Thalamic Involvement and its Impact on Disability and Cognition in Multiple Sclerosis: A Clinical and Diffusion Tensor Imaging Study

      Grey matter involvement is suggested to have a role in the pathophysiology of multiple sclerosis (MS). Diffusion tensor imaging (DTI) at 1.5T was used to investigate the presence of damage to the normal-appearing thalamus in MS and its relationship with cognitive impairment, clinical disability, and fatigue.
      Thirty-one patients with MS (23 relapsing-remitting (RRMS) and 8 secondary progressive (SPMS)) with mean age 34.4± 8.5 SD were studied. Age-, sex-, and education level- matched healthy controls were recruited. They all underwent clinical assessment, neuropsychological assessment and radiological assessment using 1.5 T DTI. Fractional anisotropy (FA) and apparent diffusion coefficient (ADC) were measured over regions of interest over the thalamus.

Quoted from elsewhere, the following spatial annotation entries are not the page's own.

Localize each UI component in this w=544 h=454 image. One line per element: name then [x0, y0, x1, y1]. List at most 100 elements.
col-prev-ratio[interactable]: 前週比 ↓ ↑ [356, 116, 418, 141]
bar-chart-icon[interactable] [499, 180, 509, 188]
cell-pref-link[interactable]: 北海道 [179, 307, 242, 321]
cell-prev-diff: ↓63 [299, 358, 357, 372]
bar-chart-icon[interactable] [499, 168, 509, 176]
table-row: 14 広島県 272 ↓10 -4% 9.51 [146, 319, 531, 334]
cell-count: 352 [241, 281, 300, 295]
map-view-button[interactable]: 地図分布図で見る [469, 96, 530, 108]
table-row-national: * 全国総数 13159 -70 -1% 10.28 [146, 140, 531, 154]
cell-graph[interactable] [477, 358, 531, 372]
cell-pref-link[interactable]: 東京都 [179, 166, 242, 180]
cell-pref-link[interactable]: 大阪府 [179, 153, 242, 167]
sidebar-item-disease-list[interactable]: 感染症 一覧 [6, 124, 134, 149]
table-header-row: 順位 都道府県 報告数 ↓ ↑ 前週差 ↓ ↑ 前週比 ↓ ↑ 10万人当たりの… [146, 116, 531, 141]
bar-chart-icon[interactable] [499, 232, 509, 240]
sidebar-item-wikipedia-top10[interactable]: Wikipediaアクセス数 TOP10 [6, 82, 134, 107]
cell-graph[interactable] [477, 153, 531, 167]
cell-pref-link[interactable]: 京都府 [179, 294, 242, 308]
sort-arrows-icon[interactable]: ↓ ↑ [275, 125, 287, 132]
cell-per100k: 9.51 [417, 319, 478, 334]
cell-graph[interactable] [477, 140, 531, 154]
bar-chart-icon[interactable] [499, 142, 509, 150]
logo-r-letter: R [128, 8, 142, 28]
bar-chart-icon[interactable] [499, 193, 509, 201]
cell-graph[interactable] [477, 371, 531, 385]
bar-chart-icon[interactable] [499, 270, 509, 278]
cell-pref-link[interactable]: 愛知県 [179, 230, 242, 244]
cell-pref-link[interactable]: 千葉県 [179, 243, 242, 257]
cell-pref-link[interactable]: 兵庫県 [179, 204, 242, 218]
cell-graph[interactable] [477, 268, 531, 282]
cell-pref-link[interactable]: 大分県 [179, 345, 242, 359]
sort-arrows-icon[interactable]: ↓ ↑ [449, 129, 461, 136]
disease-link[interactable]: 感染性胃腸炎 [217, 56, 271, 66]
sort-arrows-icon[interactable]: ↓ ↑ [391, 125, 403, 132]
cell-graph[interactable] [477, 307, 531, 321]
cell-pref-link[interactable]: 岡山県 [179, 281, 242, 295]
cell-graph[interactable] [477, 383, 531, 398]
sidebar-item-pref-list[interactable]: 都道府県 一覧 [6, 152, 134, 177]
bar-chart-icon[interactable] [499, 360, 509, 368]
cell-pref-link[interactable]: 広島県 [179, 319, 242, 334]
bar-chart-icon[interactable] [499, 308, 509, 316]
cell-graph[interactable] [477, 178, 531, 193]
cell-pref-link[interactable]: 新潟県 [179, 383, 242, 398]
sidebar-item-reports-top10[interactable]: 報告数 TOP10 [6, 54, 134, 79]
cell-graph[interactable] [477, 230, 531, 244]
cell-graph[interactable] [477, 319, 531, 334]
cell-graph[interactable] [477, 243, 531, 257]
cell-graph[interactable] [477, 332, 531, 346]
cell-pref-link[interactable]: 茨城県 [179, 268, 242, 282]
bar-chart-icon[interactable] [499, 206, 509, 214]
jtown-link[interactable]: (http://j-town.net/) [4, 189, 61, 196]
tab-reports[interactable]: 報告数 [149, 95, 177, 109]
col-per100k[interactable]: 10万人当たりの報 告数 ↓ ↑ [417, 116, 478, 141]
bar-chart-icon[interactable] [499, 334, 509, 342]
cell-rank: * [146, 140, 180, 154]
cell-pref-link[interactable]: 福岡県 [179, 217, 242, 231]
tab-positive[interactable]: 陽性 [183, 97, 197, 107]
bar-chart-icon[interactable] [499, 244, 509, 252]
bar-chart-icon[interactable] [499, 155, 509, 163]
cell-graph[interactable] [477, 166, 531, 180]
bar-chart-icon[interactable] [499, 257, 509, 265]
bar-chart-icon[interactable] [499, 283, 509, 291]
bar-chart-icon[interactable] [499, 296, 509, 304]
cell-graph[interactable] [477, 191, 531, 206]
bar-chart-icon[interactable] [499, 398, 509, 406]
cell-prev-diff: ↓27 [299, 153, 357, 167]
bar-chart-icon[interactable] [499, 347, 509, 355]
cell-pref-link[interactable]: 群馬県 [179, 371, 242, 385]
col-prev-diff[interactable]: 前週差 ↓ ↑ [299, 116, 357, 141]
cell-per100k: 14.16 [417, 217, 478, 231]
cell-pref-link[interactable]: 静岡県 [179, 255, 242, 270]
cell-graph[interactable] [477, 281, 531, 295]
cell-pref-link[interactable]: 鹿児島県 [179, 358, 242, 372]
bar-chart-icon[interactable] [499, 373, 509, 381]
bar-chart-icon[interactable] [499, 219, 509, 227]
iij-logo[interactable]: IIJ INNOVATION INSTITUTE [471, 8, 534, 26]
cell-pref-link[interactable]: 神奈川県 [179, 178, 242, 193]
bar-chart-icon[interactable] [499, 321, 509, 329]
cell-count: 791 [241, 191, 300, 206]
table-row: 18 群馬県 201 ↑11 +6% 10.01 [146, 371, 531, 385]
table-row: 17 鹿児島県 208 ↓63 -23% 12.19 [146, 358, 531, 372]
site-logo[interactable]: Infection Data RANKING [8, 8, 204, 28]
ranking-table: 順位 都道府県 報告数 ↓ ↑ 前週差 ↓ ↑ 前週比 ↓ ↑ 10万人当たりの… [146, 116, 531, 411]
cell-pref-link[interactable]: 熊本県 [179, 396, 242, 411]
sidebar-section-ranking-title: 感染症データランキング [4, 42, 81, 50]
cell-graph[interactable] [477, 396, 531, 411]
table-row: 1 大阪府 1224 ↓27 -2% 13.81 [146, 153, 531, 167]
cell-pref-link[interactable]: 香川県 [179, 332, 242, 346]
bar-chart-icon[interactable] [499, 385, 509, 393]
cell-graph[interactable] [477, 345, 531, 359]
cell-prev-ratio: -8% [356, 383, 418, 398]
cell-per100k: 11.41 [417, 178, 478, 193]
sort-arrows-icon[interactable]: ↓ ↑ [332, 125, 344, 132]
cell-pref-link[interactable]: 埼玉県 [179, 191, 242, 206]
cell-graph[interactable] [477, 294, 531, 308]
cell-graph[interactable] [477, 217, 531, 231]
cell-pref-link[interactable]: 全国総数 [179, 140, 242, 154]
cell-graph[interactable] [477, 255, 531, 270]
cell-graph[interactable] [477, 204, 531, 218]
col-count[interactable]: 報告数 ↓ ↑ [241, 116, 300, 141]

Comparisons and correlations were made between patients and controls concerning clinical and radiological data.
      Patients with MS had higher thalamic FA (p=<0.001) and ADC (p=<0.001) than volunteers. Patients showed worse performance in all neuropsychological tests than controls except in Mini-Mental State Examination (MMSE). Performance in CVLT-II-SR was correlated with mean ADC over left thalamus (p=0.038). There was a significant correlation between total Expanded Disability Status Scale (EDSS) and Mean thalamic FA. Also, there were correlations between disease duration, number of attacks and mean FA over the thalamus. There were significant correlations between performance on neuropsychological tests and disease duration, number of attacks and total EDSS. Regarding fatigue, SPMS patients were more fatigued than RRMS patients (p=0.002). FSS had significant correlations with disease duration, number of attacks and total EDSS.
      DTI was able to detect abnormalities in normal-appearing thalamus of patients with MS. Thalamic involvement had significant relations with cognitive impairment and clinical disability in patients with MS.